Retroweb: data extraction from the Internet

Retroweb: data extraction from the Internet

Developed as an activity of the Walloon region project CETIC-CEIQS, Retroweb is a tool for data extraction from the Internet. Now that Internet has become one of the main source of information, this kind of tool is now a must for any company.

Date: 16 June 2009

Expertises:

Data Science 

About project: CE-IQS 

The internet: a data source of huge value yet hard to use

The Internet can be considered an infinite source of information for both individuals and organizations. Nevertheless, the World Wide Web is inherently hard to use efficiently.

Notably because it is:

  • large: confronted with a precise demand, we are often overwhelmed by information we then have to filter, reorganise... Managing such amount of information is time consuming!
  • noisy: regarding the size of a web-page and the information it provides, relevant information is often small. That’s because the web-pages are often flooded with advertisements or (more useful) navigation menus.
  • user-oriented: encoded in a semantically poor format (HTML), Web data are indeed well suited to human reading in interactive sessions but cannot easily be processed automatically by software agents.
  • evolving: web data is changing quickly, to efficiently cope with it companies must take it into account immediately.

Retroweb, in short...

Developed as an activity of the Walloon region project CETIC-CEIQS, Retroweb is a tool for data extraction from the Internet. With Retroweb you are able to quickly and visually create data extraction software. Periodically executed, these programs can feed your documentation management system or any internal corporate database.

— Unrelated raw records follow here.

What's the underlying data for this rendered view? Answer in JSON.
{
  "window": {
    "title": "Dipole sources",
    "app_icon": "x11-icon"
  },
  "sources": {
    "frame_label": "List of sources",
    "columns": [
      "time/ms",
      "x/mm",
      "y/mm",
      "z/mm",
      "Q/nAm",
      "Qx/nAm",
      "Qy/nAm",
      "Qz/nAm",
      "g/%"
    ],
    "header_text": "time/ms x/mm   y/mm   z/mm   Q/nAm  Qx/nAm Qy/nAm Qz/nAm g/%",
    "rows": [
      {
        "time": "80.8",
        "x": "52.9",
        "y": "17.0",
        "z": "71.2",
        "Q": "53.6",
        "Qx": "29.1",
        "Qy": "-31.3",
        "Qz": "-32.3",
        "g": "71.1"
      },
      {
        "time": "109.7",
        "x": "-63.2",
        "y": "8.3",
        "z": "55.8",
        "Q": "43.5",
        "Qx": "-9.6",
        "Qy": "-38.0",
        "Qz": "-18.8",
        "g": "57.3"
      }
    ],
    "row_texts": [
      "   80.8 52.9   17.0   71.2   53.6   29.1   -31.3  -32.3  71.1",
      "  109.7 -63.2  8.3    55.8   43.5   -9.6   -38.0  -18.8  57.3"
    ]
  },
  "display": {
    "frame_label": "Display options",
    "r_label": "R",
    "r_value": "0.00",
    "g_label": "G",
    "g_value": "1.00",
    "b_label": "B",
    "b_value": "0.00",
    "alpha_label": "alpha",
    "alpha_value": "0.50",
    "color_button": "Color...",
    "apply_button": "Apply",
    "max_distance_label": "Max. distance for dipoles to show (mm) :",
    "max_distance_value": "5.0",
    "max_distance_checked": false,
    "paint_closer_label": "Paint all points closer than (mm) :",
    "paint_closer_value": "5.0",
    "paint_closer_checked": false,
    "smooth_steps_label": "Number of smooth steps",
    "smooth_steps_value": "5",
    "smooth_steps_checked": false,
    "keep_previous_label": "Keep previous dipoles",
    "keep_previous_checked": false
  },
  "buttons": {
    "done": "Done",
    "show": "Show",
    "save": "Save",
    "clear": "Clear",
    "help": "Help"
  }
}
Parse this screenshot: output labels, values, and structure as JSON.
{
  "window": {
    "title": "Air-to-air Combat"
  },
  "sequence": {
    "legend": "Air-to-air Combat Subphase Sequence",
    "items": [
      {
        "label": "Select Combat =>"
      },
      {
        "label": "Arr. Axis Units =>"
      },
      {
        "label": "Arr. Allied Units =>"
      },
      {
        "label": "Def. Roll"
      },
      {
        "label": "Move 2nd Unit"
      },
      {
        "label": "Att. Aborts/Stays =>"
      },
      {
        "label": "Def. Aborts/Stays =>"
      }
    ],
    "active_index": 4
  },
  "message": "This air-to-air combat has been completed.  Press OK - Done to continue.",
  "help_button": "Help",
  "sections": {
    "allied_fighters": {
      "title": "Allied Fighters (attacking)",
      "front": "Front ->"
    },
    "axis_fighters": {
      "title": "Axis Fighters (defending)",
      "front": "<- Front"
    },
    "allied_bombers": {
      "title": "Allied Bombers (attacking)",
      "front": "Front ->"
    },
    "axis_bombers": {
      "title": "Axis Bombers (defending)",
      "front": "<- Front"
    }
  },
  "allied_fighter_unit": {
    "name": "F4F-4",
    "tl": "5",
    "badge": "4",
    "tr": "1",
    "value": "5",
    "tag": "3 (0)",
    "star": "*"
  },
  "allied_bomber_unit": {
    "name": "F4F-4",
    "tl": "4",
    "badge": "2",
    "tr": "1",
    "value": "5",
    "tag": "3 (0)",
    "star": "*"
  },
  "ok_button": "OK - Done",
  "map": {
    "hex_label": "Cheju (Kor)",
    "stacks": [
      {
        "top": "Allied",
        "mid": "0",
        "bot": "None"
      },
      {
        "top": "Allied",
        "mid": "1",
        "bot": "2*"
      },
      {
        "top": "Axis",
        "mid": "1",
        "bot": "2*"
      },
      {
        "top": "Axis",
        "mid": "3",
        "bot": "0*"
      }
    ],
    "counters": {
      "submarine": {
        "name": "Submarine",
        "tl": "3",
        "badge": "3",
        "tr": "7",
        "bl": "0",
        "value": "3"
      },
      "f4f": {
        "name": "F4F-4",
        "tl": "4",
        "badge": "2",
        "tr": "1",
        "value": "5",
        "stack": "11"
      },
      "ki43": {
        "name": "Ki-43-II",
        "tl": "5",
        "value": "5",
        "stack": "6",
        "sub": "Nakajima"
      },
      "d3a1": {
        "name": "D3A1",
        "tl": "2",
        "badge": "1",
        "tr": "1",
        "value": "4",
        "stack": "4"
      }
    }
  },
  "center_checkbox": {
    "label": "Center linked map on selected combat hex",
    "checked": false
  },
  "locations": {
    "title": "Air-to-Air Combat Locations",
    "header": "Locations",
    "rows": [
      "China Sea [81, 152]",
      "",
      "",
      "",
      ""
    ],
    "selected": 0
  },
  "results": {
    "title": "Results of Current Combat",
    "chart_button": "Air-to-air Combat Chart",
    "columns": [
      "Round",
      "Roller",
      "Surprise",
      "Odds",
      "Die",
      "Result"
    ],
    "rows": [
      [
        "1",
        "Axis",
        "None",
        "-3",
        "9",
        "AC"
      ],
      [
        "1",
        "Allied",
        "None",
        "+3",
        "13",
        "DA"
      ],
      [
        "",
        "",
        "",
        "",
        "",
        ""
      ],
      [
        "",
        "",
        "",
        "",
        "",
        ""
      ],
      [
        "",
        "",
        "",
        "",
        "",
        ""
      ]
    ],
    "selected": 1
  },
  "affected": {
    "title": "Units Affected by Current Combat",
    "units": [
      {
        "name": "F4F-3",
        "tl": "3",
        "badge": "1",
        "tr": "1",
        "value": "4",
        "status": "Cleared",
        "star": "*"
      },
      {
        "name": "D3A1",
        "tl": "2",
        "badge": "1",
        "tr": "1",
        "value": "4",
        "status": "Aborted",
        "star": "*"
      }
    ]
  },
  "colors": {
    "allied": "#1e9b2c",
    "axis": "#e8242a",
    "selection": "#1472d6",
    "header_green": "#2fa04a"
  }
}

Retroweb is well fitted for search engines, technological intelligence and website migration to a database or a content management system (CMS)

Extraction des données d’un forum avec Retroweb

Any other way?

Retroweb is obviously not the only Internet data-extraction solution. Many scientific project and several well-known companies work on similar solutions.

Several advantages make Retroweb different (and often better):

  • ease of use: no specific knowledge of HTML intricacies or complex mapping languages is needed to use Retroweb. The user directly interacts with Web documents in a user-friendly browser interface.
    -* flexibility: Only relevant data are analysed and made available to any external agents using customisable parameters.
  • robustness: extractions rules are generated based on a multi web-pages sample in order to create robust extraction rules and cope with HTML code modifications.
  • interoperability: based on open standards and recommendations defined by the W3C (XML, XPath, XML Schema), Retroweb provides perfect interoperability as a an input or an output for external software agents.
  • portability: Retroweb has been developed and tested using MS-Windows and GNU/Linux

Just a few technical words

Retroweb is made of two complementary modules:

  • Retroweb-Browser is a graphical user interface dedicated to extraction rules creation
  • Retroweb-Wrapper takes as an input the rules to extract data to an interpreted and structured format. This process can be periodically performed on demand.

Retroweb-Browser is a Java 6 piece of software developed using the Eclipse-RCP framework, Gecko (well-known for being used in Firefox) is the web rendering engine, and the extraction rules are based on XPath , a W3C recommendation.
Retroweb architecture is compliant with the Model-View-Controller principles (MVC) in order to reduce the amount of code written and facilitate the development of new features.

Retroweb-Wrapper is a Java 6 piece of software, well-fitted for batch processing on a server. It takes Retroweb-Browser generated data-extraction rules as an input to generate a structured and interpreted XML data set.

Retroweb was successfully tested on MS-Windows and Ubuntu GNU/Linux

A roadmap for Retroweb

Retroweb is currently an efficient data-extraction rule for the Internet. But it will change along with new technologies and demands originating from the industry. Hence, we are already working on several research topics:

Semantic web interoperability
One of the challenges for the future Internet is its compatibility not only with human users (e.g. better usability) but also with software agents.
The Semantic Web tackles the latter using concepts and tools to enrich web data with tractable meaning. As a semantic annotation tool for the Internet, Retroweb clearly has a role to play.

Self-healing of data extraction rules
If the HTML code of a web-page is deeply modified, a data-extraction rule might not be valid anymore. It is then necessary to detect the failure during the extraction process and to automatically repair the extraction rule.

Integrating Retroweb in a search engine architecture
Legacy search engines collect documents, extract textual content and store it as an index, i.e. a zipped file of terms and documents in which they appear. This indexation process is called “full-text” as it is based only on document syntactic content. On the contrary Retroweb-Wrapper can semantically index document as it is able to use the meaning of extracted data. Integrating Retroweb-Wrapper in a search engine would add a valuable advantage to legacy search engines architectures.